Telecoms vendor results in 2Q09: has the bleeding stopped?

Total revenues – including handsets – for 14 top telecom vendors amounted to $52.3 billion in 2Q09, down 20% from 2Q08. This year-on-year (YoY) decline is roughly the same as the YoY declines seen in both 1Q09 and 4Q08. If handsets are excluded, 1H09 group revenues fell by 14%; the downturn has hit consumer spending harder than carrier capex.

Profit results from 2Q09 showed stability, but there remains pressure to cut costs and/or consolidate. The continued rise of Chinese vendors accentuates these trends.

Huawei and ZTE together increased corporate revenues by 17% YoY in 1H09; excluding handsets, their revenues grew at the slightly higher rate of 20%. Since most other vendors suffered, Huawei and ZTE increased their respective shares of group revenues – excluding handsets – to 12.1% and 4.3% (from 9.7% and 2.1% in 1H08).

Some of their good performance was due to extraordinary spending in China related to 3G, but both are performing well globally – Huawei especially well in Europe; ZTE in Africa and South Asia. Chinese carrier capex will moderate after the initial 3G wave, but both vendors are starting to make real strides in the US market; a US ramp-up could offset a return to moderation in their domestic market.

In our revenue dataset, Nokia and Motorola had the biggest exposure to the handset slowdown in 1H09: collectively, their device sales in 1H09 dropped 40% to $20.6 billion, from $34.1 billion in 1H08. But even excluding handsets, both companies struggled in 1H09. Nokia’s share of group non-handset revenues dropped from 12.1% to 10.1%; Motorola’s dropped from 9.6% to 9.1%.

Ericsson, Alcatel-Lucent, and Nokia’s NSN division are carefully avoiding head-to-head hardware competition with Huawei and ZTE, which are stronger in hardware than services.

Some of their competitors are on the verbal attack; NSN’s services division chief, for instance, recently claimed that NSN is three to five years ahead of Chinese vendors in services and solutions.

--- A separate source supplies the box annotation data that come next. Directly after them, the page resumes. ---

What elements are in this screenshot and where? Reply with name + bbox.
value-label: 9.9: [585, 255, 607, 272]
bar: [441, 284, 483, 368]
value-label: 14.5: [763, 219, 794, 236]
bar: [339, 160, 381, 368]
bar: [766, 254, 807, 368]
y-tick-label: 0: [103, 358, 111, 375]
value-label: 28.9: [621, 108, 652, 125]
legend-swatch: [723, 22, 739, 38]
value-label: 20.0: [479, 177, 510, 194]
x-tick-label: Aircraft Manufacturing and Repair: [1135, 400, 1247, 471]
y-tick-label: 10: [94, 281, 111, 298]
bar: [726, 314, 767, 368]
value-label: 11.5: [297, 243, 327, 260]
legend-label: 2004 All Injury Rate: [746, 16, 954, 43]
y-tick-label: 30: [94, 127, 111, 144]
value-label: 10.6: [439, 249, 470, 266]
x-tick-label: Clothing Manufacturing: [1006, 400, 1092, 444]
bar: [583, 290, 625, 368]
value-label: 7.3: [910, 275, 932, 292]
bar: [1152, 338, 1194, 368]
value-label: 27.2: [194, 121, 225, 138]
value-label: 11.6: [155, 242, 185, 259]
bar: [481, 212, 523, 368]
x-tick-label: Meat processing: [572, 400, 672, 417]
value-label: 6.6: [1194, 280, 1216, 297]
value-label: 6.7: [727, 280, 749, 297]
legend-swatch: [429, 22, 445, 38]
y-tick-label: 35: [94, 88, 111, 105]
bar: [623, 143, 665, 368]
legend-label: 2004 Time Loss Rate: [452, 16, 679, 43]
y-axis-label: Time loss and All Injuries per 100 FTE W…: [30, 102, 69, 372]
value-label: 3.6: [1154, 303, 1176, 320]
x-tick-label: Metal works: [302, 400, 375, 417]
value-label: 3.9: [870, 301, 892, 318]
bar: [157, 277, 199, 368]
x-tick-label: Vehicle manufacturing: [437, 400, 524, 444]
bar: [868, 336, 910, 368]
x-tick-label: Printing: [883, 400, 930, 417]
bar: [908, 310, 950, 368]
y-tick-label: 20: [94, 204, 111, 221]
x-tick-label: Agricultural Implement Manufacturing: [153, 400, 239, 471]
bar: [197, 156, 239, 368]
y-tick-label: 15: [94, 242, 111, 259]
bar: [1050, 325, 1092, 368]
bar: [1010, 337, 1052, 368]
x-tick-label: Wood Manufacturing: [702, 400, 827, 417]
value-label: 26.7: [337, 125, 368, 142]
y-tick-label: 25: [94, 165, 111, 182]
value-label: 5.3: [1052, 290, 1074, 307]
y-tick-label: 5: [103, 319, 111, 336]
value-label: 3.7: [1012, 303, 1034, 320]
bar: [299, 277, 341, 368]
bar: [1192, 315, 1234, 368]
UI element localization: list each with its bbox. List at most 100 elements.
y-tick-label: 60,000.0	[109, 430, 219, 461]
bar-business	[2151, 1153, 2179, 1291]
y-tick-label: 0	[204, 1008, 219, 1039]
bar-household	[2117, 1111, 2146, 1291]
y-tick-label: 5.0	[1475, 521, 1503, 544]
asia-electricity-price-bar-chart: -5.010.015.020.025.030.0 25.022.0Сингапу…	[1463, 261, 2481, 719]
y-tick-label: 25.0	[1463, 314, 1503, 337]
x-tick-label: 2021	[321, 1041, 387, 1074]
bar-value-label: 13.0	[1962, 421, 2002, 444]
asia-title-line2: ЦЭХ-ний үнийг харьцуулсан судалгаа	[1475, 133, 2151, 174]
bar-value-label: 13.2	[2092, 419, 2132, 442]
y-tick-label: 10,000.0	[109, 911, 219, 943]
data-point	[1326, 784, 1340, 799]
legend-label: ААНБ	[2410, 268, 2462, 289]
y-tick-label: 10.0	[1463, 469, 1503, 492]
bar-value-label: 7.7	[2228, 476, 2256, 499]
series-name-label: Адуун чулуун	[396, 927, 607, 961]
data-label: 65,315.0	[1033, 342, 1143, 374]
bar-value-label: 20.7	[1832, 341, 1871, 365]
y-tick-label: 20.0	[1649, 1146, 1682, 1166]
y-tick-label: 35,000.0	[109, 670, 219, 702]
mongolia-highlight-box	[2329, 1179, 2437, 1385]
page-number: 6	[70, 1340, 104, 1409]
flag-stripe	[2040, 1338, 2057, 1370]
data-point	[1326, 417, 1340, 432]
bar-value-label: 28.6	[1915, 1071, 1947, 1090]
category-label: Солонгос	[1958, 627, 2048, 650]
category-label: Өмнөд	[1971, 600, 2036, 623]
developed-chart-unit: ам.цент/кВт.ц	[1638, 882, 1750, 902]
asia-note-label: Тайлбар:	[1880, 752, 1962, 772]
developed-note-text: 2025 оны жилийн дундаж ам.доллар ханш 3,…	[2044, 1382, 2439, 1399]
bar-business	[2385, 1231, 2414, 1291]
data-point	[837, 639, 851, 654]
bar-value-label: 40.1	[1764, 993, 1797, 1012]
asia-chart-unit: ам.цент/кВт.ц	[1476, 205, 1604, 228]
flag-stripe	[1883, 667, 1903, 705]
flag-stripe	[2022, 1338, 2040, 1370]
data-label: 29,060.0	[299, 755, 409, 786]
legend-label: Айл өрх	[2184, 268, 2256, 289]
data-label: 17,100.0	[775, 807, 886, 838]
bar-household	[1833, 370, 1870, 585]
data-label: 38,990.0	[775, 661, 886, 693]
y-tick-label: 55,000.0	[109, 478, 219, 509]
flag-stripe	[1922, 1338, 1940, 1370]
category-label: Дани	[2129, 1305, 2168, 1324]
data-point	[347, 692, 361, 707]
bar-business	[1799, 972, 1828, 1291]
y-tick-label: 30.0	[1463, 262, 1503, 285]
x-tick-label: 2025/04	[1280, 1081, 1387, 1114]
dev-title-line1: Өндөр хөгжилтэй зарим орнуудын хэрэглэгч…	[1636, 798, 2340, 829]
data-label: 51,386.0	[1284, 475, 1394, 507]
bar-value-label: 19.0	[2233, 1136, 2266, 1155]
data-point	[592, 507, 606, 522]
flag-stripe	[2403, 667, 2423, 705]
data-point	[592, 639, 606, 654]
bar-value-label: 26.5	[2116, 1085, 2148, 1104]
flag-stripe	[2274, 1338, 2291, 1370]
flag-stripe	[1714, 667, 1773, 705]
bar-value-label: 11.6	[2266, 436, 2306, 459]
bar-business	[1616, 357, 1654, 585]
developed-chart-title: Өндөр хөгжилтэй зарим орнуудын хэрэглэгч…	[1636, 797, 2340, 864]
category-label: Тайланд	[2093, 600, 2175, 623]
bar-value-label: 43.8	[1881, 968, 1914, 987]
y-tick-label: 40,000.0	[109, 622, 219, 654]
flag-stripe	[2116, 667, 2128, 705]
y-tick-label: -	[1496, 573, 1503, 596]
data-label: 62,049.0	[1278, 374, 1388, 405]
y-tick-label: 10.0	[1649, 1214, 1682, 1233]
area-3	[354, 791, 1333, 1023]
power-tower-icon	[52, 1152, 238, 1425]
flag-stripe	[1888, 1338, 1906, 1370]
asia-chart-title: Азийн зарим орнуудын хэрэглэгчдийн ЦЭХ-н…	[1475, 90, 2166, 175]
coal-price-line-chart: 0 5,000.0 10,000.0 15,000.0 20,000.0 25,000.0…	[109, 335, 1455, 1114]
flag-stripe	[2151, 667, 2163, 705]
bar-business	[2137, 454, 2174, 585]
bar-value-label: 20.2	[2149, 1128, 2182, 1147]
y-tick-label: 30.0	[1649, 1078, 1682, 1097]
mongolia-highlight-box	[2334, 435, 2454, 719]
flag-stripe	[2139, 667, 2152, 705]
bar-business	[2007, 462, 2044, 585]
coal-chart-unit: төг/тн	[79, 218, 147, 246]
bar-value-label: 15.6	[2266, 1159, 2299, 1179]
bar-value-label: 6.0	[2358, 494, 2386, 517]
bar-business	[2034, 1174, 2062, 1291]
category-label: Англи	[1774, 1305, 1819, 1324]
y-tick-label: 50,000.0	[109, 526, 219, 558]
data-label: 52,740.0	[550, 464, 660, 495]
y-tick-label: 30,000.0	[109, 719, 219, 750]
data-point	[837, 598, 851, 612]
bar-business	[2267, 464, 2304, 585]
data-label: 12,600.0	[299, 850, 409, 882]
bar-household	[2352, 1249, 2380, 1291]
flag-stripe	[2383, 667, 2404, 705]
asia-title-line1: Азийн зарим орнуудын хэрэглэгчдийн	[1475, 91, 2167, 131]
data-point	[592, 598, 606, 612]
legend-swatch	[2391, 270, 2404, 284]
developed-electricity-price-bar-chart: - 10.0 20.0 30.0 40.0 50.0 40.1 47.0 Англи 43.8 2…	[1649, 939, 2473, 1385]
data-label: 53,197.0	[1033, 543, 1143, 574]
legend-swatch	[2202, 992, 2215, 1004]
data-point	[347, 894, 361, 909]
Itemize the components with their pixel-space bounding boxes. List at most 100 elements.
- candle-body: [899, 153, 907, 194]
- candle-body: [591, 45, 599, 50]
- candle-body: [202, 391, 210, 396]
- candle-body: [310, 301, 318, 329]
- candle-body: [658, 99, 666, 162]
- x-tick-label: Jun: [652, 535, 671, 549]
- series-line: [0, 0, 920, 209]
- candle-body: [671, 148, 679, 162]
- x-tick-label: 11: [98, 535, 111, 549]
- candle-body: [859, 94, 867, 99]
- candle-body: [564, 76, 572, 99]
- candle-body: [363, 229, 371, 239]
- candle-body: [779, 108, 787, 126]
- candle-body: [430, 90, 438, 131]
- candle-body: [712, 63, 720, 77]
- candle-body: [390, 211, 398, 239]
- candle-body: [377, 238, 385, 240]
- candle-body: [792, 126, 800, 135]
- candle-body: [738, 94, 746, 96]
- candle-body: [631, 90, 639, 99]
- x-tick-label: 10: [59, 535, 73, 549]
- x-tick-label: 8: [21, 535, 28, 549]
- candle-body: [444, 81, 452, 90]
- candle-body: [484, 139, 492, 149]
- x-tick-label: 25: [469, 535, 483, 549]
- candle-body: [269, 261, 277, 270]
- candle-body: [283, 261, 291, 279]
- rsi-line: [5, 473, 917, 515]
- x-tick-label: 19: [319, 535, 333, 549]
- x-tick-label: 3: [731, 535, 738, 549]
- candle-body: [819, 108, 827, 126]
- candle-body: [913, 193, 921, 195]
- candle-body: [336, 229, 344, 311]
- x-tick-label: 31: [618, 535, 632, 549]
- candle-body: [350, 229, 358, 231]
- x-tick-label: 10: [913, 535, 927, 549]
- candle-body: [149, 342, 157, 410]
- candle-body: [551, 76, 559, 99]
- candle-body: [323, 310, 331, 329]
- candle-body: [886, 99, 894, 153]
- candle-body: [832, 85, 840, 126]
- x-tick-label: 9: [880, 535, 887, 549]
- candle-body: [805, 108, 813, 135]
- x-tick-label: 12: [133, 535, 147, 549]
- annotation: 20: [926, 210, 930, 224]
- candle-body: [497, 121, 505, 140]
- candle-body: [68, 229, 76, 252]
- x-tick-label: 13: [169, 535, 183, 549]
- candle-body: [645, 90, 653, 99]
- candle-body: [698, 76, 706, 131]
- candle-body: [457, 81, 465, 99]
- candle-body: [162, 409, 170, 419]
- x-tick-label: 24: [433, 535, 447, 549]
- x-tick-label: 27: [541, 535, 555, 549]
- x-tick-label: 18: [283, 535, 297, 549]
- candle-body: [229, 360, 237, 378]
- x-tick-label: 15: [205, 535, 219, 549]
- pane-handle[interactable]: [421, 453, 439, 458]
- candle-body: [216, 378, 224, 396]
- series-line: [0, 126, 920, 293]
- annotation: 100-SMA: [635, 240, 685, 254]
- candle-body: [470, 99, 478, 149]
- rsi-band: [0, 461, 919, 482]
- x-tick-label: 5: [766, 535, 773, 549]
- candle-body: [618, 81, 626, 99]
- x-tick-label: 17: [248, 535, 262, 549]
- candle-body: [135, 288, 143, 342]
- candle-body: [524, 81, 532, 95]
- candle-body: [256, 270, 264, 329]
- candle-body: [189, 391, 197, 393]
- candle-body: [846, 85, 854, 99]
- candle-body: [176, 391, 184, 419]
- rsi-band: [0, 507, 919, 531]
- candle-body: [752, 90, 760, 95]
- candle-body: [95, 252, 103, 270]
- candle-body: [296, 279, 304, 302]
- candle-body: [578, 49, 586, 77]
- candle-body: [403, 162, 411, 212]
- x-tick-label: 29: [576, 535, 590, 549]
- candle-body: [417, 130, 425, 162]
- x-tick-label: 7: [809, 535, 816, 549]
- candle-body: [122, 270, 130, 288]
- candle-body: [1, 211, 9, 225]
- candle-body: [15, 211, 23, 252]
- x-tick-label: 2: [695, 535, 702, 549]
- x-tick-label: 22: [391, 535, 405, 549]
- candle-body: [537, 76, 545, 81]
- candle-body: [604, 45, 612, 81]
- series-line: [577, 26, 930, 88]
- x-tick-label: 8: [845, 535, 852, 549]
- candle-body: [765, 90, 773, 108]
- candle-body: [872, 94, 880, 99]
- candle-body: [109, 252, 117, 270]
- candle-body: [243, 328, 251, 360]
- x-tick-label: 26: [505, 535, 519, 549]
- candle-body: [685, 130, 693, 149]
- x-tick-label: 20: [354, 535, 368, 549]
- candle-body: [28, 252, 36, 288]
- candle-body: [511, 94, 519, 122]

Huawei and ZTE recognize their weak spots, however, and are investing aggressively to get up to speed; if the past is a predictor, their growth in services could surprise the competition.

For the remaining 11 vendors, on average operating and net profit margins were down substantially from 2Q08, but versus 1Q09 there was a slight improvement in both profit metrics.

Cisco continues to outperform the crowd in operating and net margin, and retains a huge hoard of cash. It is not immune to a slump in demand, though: its 2Q09 operating profit margin was 19.7%, down from 26.6% in 1Q09 and 25.8% in 2Q08.

For the other ten vendors, Tellabs and Commscope had the best 2Q09 results: their net profit margins weren’t great (4.1% and 2.0%, respectively, around the group average), but both have negative net debt (more cash than debt), their 2Q09 operating profit margins were better than 1Q09, and they handily outperformed the group average.

Also, while Nokia and Motorola were hardest hit by the handset market decline, both managed to improve – slightly – net and operating profit margin in 2Q09, versus 1Q09.
 

Outlook for consolidation: need for VC influx

As discussed in the 2Q09 edition of our Financial Deals Industry Insight – Telecommunications report, vendor M&A has been rare lately, apart from the Nortel breakup. Assuming the market starts to recover in 2010, further near-term big deals seem unlikely. Rather than merge to gain market power and scale, many vendors are cutting staff to cope with the downturn.

The recent Alcatel-Lucent and Nokia-Siemens deals have reminded us that mergers can be distracting and messy – integration of products and intellectual property is the easy part; people and organizations are complex. Hence, deals aimed at buying technology to enter a new market or get ahead of a competitor in a current market seem more likely.

Recent cutbacks in VC funding of telecoms startups are worrisome, as this puts part of the innovation pipeline at risk. So, finding the right purchase will be harder than before, putting pressure on internal innovation just after vendors have cut back on their R&D outlays.
 
Note: Vendors included are ADC, Alcatel-Lucent, Ciena, Cisco, Commscope, Ericsson, Juniper, Motorola, Nokia, Tellabs and ZTE. Huawei and both NEC and Fujitsu’s telecoms operations were included in revenue comparisons but not in profitability and balance-sheet analysis.

Matt Walker is a senior analyst in Ovum's Network Infrastructure practice.